New York va mettre en place des postes de contrôle aux accès clés de la ville afin de s'assurer que les voyageurs en provenance d'Etats américains très affectés par le coronavirus respectent bien la quarantaine qui leur est imposée, a annoncé le maire de la ville mercredi.

Les visiteurs venus de 35 Etats connaissant une forte recrudescence de l'épidémie, comme les très peuplés Etats de Floride et du Texas, sont actuellement soumis à une quarantaine de deux semaines à leur arrivée à New York.

Afin de tenter de mieux faire respecter cette mesure, le maire Bill de Blasio a annoncé que les forces de l'ordre allaient installer "des points d'enregistrement des voyageurs" au niveau des principaux ponts et tunnels menant à la métropole à partir de jeudi.

Les voyageurs en provenance des Etats problématiques devront alors remplir un formulaire de santé.
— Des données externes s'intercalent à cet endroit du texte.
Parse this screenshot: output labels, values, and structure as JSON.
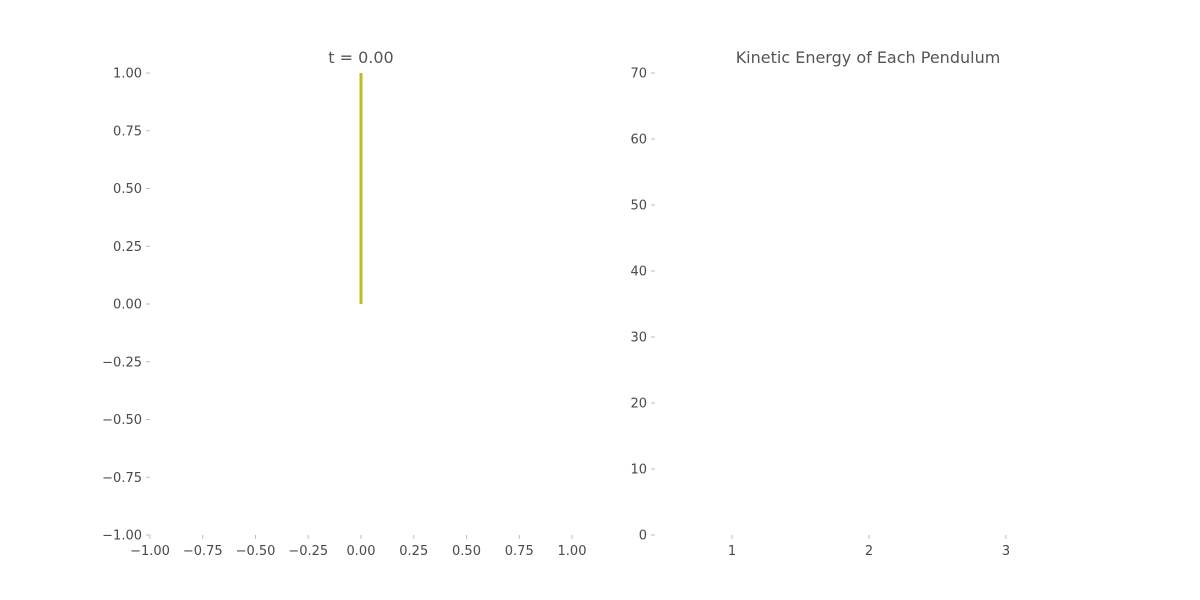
{
  "chart_data": [
    {
      "type": "line",
      "title": "t = 0.00",
      "xlabel": "",
      "ylabel": "",
      "xlim": [
        -1.0,
        1.0
      ],
      "ylim": [
        -1.0,
        1.0
      ],
      "x_ticks": [
        "−1.00",
        "−0.75",
        "−0.50",
        "−0.25",
        "0.00",
        "0.25",
        "0.50",
        "0.75",
        "1.00"
      ],
      "y_ticks": [
        "−1.00",
        "−0.75",
        "−0.50",
        "−0.25",
        "0.00",
        "0.25",
        "0.50",
        "0.75",
        "1.00"
      ],
      "grid": false,
      "series": [
        {
          "x": [
            0.0,
            0.0
          ],
          "y": [
            0.0,
            1.0
          ],
          "color": "#bcbd22"
        }
      ]
    },
    {
      "type": "bar",
      "title": "Kinetic Energy of Each Pendulum",
      "xlabel": "",
      "ylabel": "",
      "categories": [
        "1",
        "2",
        "3"
      ],
      "values": [
        0,
        0,
        0
      ],
      "ylim": [
        0,
        70
      ],
      "y_ticks": [
        "0",
        "10",
        "20",
        "30",
        "40",
        "50",
        "60",
        "70"
      ],
      "grid": false
    }
  ]
}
Celui-ci doit aussi aider les autorités à faire un suivi des contacts en cas d'infection.

Les personnes arrivant dans les aéroports de New York doivent déjà remplir ce formulaire. Quiconque refuse de le faire risque une amende de 2.000 dollars.

"La ville de New York tient bon contre le Covid-19, et les New-Yorkais ont montré une discipline exemplaire", a déclaré M. de Blasio. "Nous n'allons pas laisser cet effort nous filer entre les doigts et nous allons continuer à faire tout ce qui est en notre pouvoir pour protéger la santé et la sécurité des New-Yorkais."

Les individus ne respectant pas la quarantaine imposée risquent une amende de 10.000 dollars.

Plus de 32.000 personnes sont mortes du Covid-19 dans l'Etat de New York, selon l'université Johns Hopkins.

La ville a été l'épicentre de l'épidémie américaine au printemps, mais a ensuite réussi à la maintenir sous contrôle, même lorsque les cas sont repartis à la hausse dans d'autres parties du pays à partir de la fin juin.